A DISABLED man who has not been able to work for 30 years after an accident has been left penniless since his benefits were cut off.
Graham Bain lives with his terminally-ill mum and 19-year-old daughter, who has a two-month-old baby.
After falling while working as a roofer at the age of 17, Graham shattered his feet, ankles and legs.
He has been claiming disability-related benefits since then – now called Employment and Support Allowance (ESA) – which is £120 a week.
‘I was in a wheelchair for two years and I have been disabled since then,’ he said.
‘Because of my injuries, I’m on strong painkillers and I’m suffering from depression.’
Last month, when Graham, 53, of Cosham, went to withdraw his ESA, he found the payment had been cancelled.
He was then told he had been found fit for work following his Work Capability Assessment.
He was told the Department for Work & Pensions had written to him with its decision after his reassessment – something he says he never received.
‘I rang up the department and they said I had got enough points in the medical to claim. When I went down to the job centre, they told me I had to claim for Jobseeker’s Allowance. They now want me to go back to work.
‘I was gobsmacked – I just could not believe it.’
Since November 22, Mr Bain has been without any money.
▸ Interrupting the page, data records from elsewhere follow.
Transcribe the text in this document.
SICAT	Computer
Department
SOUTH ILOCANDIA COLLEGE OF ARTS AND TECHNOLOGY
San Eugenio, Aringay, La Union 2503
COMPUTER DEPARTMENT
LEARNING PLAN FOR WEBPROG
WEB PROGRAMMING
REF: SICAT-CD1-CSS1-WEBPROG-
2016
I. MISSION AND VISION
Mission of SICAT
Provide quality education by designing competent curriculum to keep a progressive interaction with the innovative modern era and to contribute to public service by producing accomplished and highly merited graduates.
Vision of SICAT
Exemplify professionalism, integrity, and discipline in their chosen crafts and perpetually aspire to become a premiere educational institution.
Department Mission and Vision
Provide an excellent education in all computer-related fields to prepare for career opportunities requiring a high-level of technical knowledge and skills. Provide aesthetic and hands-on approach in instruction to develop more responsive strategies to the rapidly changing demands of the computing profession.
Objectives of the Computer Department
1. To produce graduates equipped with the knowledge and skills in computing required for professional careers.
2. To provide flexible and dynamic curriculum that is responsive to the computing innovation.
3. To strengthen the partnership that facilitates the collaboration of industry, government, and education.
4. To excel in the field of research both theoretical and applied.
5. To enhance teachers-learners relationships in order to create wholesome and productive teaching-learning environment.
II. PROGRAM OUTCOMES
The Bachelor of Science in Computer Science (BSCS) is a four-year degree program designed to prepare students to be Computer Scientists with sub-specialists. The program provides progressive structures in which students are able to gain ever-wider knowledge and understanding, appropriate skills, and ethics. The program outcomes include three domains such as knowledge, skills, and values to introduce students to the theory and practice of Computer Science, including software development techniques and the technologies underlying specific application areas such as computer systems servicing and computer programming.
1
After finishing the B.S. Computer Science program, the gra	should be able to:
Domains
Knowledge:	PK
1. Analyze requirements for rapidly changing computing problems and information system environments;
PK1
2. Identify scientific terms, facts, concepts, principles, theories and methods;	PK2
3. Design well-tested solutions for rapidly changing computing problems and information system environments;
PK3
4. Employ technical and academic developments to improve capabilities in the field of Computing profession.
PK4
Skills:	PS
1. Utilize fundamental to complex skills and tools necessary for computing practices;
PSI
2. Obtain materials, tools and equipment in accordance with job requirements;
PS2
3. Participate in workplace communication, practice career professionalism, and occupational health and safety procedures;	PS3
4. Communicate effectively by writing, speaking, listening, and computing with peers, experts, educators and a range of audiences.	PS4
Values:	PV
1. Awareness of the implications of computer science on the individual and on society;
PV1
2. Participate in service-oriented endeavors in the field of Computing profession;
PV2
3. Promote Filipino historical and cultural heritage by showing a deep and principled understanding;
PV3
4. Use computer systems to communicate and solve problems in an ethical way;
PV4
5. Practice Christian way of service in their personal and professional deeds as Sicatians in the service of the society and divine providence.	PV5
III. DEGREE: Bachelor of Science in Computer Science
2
He been told that he cannot apply for JSA – which is £71.70 a week – until his appeal is heard.
After approaching The News for help, Graham was pointed towards Advice Portsmouth, which has taken up his case.
The advice centre has seen increases in demand since benefit changes began to come into effect.
Graham has been told he must wait for the DWP to reconsider its decision. He can then appeal if it does not find in his favour.
As The News reported yesterday, Councillor Gerald Vernon-Jackson, leader of Portsmouth City Council, has written to the government to voice his concerns over the reassessment of ESA claimants.
WE’RE NOT WRITING PEOPLE OFF, SAYS GOVERNMENT
THE Department for Work and Pensions said people were not being ‘written off’.
A spokeswoman said: ‘It is important that we don’t write people off.
‘There’s strong evidence that working can be beneficial for many people who have a health condition. But we also want to ensure those who need it get the right support, which is why a decision on whether someone is well enough to work is taken after consideration of all the supporting medical evidence.
‘Anyone who appeals against a decision can claim the basic rate of ESA while the outcome is being decided.’